Some Reston residents have lost the war against construction of a restaurant and bar in their neighborhood, but they've won several major concessions from the developers.
The Fairfax County Board of Supervisors Monday approved zoning code changes that will allow a California-based developer to build a 250-seat restaurant in southern Reston.
But the board bent to residents' demands to limit the size and hours of the restaurant. And in addition, the capacity of the restaurant-bar was pared to 250 seats from the developers' original request for 340 seats.
The request by the developer, the Lee Sammis Company, to build the restaurant near planned twin, six-story office buildings on a now-vacant lot off Sunrise Valley Road sparked protests from residents of the quiet, park-like neighborhood across the boulevard.
"We're being asked to buy a mammoth-sized black box and we don't know who will be in it," nearby resident Marjorie Fingeret told county supervisors Monday.
Residents said they were concerned that the "high-class" restaurant proposed by the developer eventually would become a rundown eyesore in the community.
Strongest opposition, however, came from residents protesting the late-night lounge that would accompany the restaurant. Some residents said they feared the noise would disturb the neighborhood and that the potential for drunk drivers on the streets would pose a threat to children walking to and from neighborhood swimming pools and tennis courts.
But the neighborhood in the area of the proposed restaurant was split on the issue.
Harold Miller, a former county supervisor, argued that Reston needs more high-quality restaurants and said residents should welcome the addition of a "high-class restaurant."

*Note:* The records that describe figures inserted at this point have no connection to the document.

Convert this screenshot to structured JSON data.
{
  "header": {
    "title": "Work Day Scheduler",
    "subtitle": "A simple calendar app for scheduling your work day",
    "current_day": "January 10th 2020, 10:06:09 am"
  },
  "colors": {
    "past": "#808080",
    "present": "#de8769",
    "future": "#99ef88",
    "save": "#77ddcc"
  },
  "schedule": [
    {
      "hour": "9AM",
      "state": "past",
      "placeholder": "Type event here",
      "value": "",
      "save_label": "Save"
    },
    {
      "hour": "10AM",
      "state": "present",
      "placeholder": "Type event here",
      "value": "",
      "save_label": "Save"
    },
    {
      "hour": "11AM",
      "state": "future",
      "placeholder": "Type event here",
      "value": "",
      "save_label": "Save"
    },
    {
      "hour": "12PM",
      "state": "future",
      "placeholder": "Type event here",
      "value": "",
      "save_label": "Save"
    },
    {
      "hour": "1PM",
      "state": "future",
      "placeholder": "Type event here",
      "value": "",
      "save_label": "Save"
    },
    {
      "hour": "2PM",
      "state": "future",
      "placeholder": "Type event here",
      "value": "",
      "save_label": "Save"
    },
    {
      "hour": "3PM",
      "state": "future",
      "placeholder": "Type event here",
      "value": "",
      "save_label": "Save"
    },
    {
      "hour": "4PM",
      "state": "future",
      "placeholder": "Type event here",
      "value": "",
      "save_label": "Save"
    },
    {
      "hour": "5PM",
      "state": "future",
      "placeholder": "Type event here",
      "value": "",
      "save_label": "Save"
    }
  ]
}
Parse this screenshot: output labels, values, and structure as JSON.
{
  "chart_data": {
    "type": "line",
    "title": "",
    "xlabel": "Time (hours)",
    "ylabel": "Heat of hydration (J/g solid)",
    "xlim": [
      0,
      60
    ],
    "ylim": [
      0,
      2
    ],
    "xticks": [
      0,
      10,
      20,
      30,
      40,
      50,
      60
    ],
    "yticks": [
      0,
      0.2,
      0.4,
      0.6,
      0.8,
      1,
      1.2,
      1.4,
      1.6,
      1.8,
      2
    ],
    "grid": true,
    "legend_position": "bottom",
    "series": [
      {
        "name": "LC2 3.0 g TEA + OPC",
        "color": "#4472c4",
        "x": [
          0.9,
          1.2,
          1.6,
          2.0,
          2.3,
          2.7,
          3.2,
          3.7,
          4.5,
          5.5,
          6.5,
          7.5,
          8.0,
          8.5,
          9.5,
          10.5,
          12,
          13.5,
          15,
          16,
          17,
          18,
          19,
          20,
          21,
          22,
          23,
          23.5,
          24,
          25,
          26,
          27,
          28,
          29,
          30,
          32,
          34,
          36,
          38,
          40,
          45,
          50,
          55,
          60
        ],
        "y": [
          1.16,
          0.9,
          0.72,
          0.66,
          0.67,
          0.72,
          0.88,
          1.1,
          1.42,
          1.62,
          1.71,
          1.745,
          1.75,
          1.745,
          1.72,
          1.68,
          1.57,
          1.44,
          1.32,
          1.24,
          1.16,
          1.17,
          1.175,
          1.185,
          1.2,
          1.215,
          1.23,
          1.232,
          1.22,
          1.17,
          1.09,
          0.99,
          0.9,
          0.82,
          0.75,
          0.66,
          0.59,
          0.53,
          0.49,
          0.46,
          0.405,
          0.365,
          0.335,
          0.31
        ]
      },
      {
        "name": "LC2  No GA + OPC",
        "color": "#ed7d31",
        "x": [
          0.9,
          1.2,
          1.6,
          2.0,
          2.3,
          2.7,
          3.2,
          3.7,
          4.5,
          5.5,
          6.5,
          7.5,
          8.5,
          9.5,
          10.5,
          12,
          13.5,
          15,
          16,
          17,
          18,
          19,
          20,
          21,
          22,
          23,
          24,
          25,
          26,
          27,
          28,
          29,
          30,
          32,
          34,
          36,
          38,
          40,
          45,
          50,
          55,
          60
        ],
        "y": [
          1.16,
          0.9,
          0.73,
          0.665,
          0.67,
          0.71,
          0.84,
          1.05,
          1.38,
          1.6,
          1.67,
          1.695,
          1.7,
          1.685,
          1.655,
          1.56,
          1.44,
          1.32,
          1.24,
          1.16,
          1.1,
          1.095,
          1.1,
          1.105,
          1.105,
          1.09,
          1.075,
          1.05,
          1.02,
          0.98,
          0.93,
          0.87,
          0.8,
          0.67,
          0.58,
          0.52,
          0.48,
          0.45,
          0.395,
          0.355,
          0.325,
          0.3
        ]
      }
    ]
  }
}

Supervisors approved the proposed restaurant unanimously, drawing up compromises between the developers' and residents' positions on several issues:
The restaurant can be open only from 8:30 a.m. to 11 p.m., Sunday through Thursday, and until 1 a.m. on Friday and Saturday. Residents had requested the restricted hours, but the developers had asked that the restaurant be allowed to remain open until 2 a.m. each day.
The developers were ordered to work closely with citizens' associations to design a landscape that will screen the restaurant and its parking lot from the neighborhood.
Neon signs and loud bands or disco music have been banned from the restaurant-lounge.
Residents' complaints against the restaurant stirred more controversy than most zoning cases in the county. Two supervisors--Chairman John F. Herrity and member Martha V. Pennino--were accused by a Reston resident of conflict of interest in the case because they each had received campaign contributions from the architectural firm that designed the restaurant.
As a result, the supervisors postponed action on the zoning case for one week in order to receive a ruling from the Commonwealth Attorney on the alleged conflict of interest.
Commonwealth Attorney Robert F. Horan Jr. ruled that the $400 contribution to Herrity and $344 contribution to Pennino in their 1979 campaigns for seats on the Board of Supervisors would not prohibit them from voting on the case.
State law mandates that public officials disclose information on contributions received during the previous year before voting on issues which could be affected by those contributions. Pennino and Herrity received the contribution from the architects in 1979, but they made disclosure statements before voting Monday.